On the flip side, if you are a small business from 12 November 2016, any standard form new contracts you sign up to, standard-form contracts that are varied after 12 November 2016, and standard-form contract rollovers from that date can be challenged under the new regime.
There is already a similar regime in place for consumer contracts under the ACL.
Why should I care?
While there is no pecuniary penalty for having an unfair contract term in your standard-form contract as a result of the new regime, any such terms will be invalid for new contracts, varied contracts or contract rollovers from 12 November 2016.
Leaving an unfair term in a contract could also be false or misleading conduct (section 29(1)(m) of the ACL), which does attract penalties and other legal remedies in favour of the other party to the agreement. This could leave your business with a large legal bill and also potentially tens or hundreds of thousands of dollars of penalties and damages.
What kinds of clauses are potentially unfair?

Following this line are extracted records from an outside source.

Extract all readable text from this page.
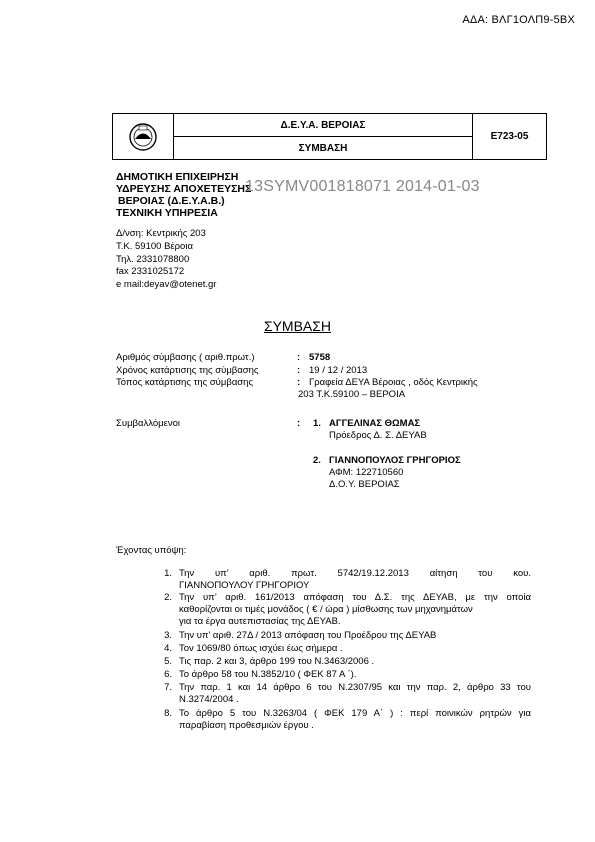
ΑΔΑ: ΒΛΓ1ΟΛΠ9-5ΒΧ
Δ.Ε.Υ.Α. ΒΕΡΟΙΑΣ
ΣΥΜΒΑΣΗ
Ε723-05
ΔΗΜΟΤΙΚΗ ΕΠΙΧΕΙΡΗΣΗ
ΥΔΡΕΥΣΗΣ ΑΠΟΧΕΤΕΥΣΗΣ
ΒΕΡΟΙΑΣ (Δ.Ε.Υ.Α.Β.)
ΤΕΧΝΙΚΗ ΥΠΗΡΕΣΙΑ
Δ/νση: Κεντρικής 203
Τ.Κ. 59100 Βέροια
Τηλ. 2331078800
fax 2331025172
e mail:deyav@otenet.gr
13SYMV001818071 2014-01-03
ΣΥΜΒΑΣΗ
Αριθμός σύμβασης ( αριθ.πρωτ.)	: 5758
Χρόνος κατάρτισης της σύμβασης	: 19 / 12 / 2013
Τόπος κατάρτισης της σύμβασης	: Γραφεία ΔΕΥΑ Βέροιας , οδός Κεντρικής
203 Τ.Κ.59100 – ΒΕΡΟΙΑ
Συμβαλλόμενοι	: 1. ΑΓΓΕΛΙΝΑΣ ΘΩΜΑΣ
Πρόεδρος Δ. Σ. ΔΕΥΑΒ
2. ΓΙΑΝΝΟΠΟΥΛΟΣ ΓΡΗΓΟΡΙΟΣ
ΑΦΜ: 122710560
Δ.Ο.Υ. ΒΕΡΟΙΑΣ
Έχοντας υπόψη:
1. Την υπ’ αριθ. πρωτ. 5742/19.12.2013 αίτηση του κου.
ΓΙΑΝΝΟΠΟΥΛΟΥ ΓΡΗΓΟΡΙΟΥ
2. Την υπ’ αριθ. 161/2013 απόφαση του Δ.Σ. της ΔΕΥΑΒ, με την οποία
καθορίζονται οι τιμές μονάδος ( € / ώρα ) μίσθωσης των μηχανημάτων
για τα έργα αυτεπιστασίας της ΔΕΥΑΒ.
3. Την υπ’ αριθ. 27Δ / 2013 απόφαση του Προέδρου της ΔΕΥΑΒ
4. Τον 1069/80 όπως ισχύει έως σήμερα .
5. Τις παρ. 2 και 3, άρθρο 199 του Ν.3463/2006 .
6. Το άρθρο 58 του Ν.3852/10 ( ΦΕΚ 87 Α ΄).
7. Την παρ. 1 και 14 άρθρο 6 του Ν.2307/95 και την παρ. 2, άρθρο 33 του
Ν.3274/2004 .
8. Το άρθρο 5 του Ν.3263/04 ( ΦΕΚ 179 Α΄ ) : περί ποινικών ρητρών για
παραβίαση προθεσμιών έργου .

The general principle here is that a term in a contract is unfair if:
- the term would cause a significant imbalance between the various parties’ rights and obligations arising under the contract;
- the term is not reasonably required to protect the legitimate interests of the party benefitting from the term; and
- the term would cause a financial or other detriment to a party if it were to be applied or relied on.
The general principles above will be applied by the courts in relation to various clauses of a contract. This is not an exhaustive list, but here are some of the problematic clauses commonly found in standard form contracts:
- Clauses that are not immediately clear what they mean;
- One sided clauses that permit only one party to a contract to avoid performing its obligations under the contract;
- Unreasonable limitation of liability of a party under a contract (e.g. limiting a damage claim to a small arbitrary figure for intentional or negligent damage);
- One-sided termination clauses where one party but not the other decides when to terminate a contract for no good reason;
- One-sided penalties for trivially breaching a contract or that has no link to actual loss suffered as a result of the breach;
- Clauses enabling unilateral variation of the contract by one party;
- Clauses that allow only one party to the contract to renew or not renew the contract;
- The right of one party to change the upfront price of the contract without the right of the other party to terminate the contract;
- clauses that permit one party to unilaterally decide whether a breach has occurred or what the contract means;
- limitations on one party to sue or how that party can sue the other party for breach of a contract; and
- unilateral assignment of a contract to a third party without consent.
What should I do?
It is important to review your standard form contracts for compliance with the new contracts regime. The ACCC expects businesses to comply with the new regime from 12 November 2016. There will be no phase-in period during which the ACCC will not take action.